Convection signatures in early-time gravitational waves from core-collapse supernovae

TL;DR

This study investigates how early gravitational wave signals from core-collapse supernovae are influenced by progenitor rotation and magnetic fields, revealing convection-driven signals often surpass bounce signals in strength.

Contribution

It provides a detailed analysis of the impact of magnetic fields and rotation on early gravitational wave signatures using axisymmetric simulations.

Findings

Early post-bounce signals are dominated by intrinsic mode functions.

Magnetic fields influence core rotation and mode excitation.

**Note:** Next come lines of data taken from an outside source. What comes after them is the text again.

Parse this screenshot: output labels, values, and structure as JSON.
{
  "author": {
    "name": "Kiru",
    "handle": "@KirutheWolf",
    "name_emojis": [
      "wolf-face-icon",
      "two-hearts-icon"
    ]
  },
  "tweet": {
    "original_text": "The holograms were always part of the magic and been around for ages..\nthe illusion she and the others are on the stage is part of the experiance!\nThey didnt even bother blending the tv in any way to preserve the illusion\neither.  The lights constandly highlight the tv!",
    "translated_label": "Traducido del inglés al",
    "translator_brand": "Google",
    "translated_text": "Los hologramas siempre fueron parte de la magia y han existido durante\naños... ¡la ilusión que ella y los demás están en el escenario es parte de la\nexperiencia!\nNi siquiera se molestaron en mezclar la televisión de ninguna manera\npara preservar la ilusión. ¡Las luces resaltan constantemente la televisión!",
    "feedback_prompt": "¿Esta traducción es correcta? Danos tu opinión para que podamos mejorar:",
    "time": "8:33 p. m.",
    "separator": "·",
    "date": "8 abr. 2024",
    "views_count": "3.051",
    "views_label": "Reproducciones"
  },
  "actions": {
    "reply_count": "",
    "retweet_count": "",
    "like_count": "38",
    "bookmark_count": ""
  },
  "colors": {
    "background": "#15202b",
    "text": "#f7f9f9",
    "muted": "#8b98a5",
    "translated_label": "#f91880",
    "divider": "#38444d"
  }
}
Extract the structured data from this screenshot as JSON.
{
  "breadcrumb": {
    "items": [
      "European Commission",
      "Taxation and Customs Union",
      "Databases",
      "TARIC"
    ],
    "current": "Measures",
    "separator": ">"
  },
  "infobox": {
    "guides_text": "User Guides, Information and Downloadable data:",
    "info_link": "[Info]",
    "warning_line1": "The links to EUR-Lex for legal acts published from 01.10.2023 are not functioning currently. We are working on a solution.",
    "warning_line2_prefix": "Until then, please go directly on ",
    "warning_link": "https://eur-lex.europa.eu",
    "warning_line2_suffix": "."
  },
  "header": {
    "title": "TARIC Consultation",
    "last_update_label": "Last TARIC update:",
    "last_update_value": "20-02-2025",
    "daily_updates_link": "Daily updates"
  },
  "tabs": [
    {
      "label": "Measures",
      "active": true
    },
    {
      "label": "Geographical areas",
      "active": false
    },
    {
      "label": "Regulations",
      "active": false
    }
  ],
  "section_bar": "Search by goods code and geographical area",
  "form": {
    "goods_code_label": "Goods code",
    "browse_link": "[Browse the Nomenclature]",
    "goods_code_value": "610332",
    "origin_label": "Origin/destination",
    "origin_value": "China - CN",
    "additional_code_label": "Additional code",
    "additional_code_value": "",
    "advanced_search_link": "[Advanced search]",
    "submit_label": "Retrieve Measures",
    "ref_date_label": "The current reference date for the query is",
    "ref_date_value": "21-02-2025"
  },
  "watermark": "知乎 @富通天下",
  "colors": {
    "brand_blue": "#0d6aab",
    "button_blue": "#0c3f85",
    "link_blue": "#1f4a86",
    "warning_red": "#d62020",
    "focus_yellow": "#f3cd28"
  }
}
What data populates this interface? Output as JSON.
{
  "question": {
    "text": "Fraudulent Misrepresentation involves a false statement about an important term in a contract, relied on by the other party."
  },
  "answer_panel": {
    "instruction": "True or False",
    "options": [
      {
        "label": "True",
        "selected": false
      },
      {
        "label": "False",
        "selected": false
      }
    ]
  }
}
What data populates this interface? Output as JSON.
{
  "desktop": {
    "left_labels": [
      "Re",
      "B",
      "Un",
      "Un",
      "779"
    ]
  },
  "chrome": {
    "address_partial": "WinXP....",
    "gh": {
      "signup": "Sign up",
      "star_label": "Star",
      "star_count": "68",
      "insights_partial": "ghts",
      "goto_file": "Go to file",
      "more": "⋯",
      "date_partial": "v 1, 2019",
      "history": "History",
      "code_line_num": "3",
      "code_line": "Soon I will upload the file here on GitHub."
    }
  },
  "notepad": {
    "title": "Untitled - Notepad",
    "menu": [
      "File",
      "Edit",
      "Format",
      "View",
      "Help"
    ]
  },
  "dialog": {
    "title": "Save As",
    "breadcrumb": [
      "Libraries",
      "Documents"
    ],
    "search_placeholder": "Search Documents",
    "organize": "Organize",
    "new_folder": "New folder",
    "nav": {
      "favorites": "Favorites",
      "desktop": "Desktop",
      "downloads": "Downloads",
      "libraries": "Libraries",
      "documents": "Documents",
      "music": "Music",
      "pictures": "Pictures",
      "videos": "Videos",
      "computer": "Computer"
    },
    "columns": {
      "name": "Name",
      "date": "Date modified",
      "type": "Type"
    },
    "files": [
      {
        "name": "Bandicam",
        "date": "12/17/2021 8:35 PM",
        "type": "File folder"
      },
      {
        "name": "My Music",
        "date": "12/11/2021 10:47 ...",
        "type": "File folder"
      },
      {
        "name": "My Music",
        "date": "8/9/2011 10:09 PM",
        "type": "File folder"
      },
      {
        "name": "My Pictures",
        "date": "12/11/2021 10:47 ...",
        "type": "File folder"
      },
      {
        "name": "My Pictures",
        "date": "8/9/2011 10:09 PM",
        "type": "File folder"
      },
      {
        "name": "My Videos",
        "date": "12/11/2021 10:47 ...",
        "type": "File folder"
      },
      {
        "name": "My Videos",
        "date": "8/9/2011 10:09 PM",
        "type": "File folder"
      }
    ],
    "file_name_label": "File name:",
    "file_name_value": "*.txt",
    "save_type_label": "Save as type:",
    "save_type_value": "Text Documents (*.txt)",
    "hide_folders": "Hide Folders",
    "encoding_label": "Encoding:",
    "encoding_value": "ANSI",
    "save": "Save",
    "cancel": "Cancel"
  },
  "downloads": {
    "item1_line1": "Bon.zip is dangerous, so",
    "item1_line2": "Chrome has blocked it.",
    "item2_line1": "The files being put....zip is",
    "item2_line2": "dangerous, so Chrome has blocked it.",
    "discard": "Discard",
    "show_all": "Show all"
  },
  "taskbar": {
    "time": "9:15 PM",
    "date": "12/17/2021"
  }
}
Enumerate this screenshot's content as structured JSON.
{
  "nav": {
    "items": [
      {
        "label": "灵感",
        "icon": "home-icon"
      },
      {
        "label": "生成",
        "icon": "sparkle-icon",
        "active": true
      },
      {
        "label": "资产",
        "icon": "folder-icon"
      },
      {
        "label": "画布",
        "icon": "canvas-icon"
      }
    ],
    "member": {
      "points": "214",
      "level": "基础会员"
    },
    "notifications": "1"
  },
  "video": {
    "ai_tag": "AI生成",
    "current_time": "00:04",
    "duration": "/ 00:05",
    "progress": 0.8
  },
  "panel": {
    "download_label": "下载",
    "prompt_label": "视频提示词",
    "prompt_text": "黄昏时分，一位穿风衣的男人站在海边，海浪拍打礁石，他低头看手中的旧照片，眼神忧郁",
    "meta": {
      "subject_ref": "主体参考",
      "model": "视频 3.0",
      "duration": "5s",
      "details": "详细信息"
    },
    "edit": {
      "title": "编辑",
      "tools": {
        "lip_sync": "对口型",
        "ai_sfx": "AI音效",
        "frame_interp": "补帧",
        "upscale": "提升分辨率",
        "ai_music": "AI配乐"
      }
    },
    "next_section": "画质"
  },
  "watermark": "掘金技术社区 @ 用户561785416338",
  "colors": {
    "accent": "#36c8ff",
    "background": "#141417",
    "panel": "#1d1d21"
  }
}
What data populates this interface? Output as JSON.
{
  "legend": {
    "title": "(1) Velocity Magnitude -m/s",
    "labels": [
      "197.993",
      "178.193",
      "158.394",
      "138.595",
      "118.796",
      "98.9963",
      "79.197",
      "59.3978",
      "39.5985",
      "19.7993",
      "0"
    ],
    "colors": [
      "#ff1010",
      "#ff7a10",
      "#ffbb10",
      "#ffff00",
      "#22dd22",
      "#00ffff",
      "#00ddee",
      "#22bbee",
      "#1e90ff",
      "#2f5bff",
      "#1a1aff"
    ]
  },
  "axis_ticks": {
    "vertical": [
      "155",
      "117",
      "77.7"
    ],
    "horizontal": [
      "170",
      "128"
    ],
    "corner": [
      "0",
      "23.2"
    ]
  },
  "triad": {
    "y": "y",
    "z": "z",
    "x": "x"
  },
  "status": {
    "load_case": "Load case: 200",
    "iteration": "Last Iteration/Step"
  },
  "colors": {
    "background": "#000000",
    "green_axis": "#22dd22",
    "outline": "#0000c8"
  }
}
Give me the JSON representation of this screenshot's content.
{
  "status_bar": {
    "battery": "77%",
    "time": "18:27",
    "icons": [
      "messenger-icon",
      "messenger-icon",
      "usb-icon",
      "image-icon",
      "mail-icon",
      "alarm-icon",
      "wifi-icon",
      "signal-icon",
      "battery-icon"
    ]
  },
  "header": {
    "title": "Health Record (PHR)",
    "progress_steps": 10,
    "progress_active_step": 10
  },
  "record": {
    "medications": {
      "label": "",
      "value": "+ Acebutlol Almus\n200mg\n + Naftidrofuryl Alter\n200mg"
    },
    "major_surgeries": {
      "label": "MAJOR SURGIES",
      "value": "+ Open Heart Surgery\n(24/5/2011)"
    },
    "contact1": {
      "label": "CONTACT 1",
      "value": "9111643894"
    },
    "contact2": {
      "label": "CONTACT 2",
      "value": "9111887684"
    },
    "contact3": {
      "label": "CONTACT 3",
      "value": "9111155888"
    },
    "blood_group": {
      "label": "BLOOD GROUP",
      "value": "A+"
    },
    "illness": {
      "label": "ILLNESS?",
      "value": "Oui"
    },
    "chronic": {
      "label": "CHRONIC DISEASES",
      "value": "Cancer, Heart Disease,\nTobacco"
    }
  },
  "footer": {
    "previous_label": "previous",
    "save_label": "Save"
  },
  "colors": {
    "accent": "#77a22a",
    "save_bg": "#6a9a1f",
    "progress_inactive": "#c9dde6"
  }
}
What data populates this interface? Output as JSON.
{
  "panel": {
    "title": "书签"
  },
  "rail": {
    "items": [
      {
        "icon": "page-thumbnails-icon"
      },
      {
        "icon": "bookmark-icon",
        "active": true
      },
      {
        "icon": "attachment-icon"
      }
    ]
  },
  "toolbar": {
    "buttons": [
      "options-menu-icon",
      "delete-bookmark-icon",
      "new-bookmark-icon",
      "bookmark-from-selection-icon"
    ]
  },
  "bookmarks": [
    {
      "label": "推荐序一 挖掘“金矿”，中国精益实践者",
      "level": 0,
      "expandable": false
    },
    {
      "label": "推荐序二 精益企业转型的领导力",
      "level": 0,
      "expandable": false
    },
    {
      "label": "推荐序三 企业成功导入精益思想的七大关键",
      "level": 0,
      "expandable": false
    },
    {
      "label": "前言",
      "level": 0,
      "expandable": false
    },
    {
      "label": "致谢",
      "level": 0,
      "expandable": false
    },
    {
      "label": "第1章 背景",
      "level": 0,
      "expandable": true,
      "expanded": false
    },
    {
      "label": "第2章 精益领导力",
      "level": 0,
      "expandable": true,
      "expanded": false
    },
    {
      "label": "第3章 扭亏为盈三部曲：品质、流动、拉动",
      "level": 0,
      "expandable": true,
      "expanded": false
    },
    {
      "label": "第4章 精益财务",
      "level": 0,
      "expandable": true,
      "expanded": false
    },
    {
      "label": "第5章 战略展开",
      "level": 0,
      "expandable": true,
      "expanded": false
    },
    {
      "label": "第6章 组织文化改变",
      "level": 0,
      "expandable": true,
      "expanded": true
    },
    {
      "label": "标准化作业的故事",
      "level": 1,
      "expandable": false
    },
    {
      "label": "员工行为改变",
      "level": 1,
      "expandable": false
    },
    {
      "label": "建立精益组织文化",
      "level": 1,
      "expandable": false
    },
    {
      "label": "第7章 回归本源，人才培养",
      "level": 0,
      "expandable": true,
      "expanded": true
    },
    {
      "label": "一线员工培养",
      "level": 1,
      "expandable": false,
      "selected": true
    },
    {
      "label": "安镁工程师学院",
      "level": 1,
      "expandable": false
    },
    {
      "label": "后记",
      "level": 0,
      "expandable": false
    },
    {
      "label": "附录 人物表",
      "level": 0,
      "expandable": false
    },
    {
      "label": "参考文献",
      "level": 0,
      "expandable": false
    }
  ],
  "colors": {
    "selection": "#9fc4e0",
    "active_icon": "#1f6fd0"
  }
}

Prompt convection can produce signals as strong or stronger than bounce signals.

Abstract

Gravitational waves emitted from core-collapse supernova explosions are critical observables for extracting information about the dynamics and properties of both the progenitor and the post-bounce~evolution of the system. They are prime targets for current interferometric searches and represent a key milestone for the capabilities of next-generation interferometers. This study aims to characterize how the gravitational waveform associated with prompt stellar convection depends on the rotational rate and magnetic field topology of the progenitor star. We carry out a series of axisymmetric simulations of a $16.5\,\mathrm{M}_\odot$ red supergiant with five configurations of initial magnetic fields and varying degrees of initial rotation. We then analyze the contribution of early-time convection and the proto-neutron star core to the waveform using ensemble empirical mode decomposition, alongside spectral and Fourier analyses, to facilitate comparison and interpretation of the results. Our simulations reveal that early post-bounce gravitational waves signals are dominated by the first six intrinsic mode functions, with variations due to rotation and magnetic fields influencing the signal strength. Strong magnetic fields decelerate core rotation, affecting mode excitation. Regardless of the initial rotation, convection consistently drives a low-frequency mode that lasts throughout the evolution. Additionally, our results show that the bounce signal is not consistently the strongest component of the waveform. Instead, we find that prompt convection generates a post-bounce signal of comparable or even greater amplitude.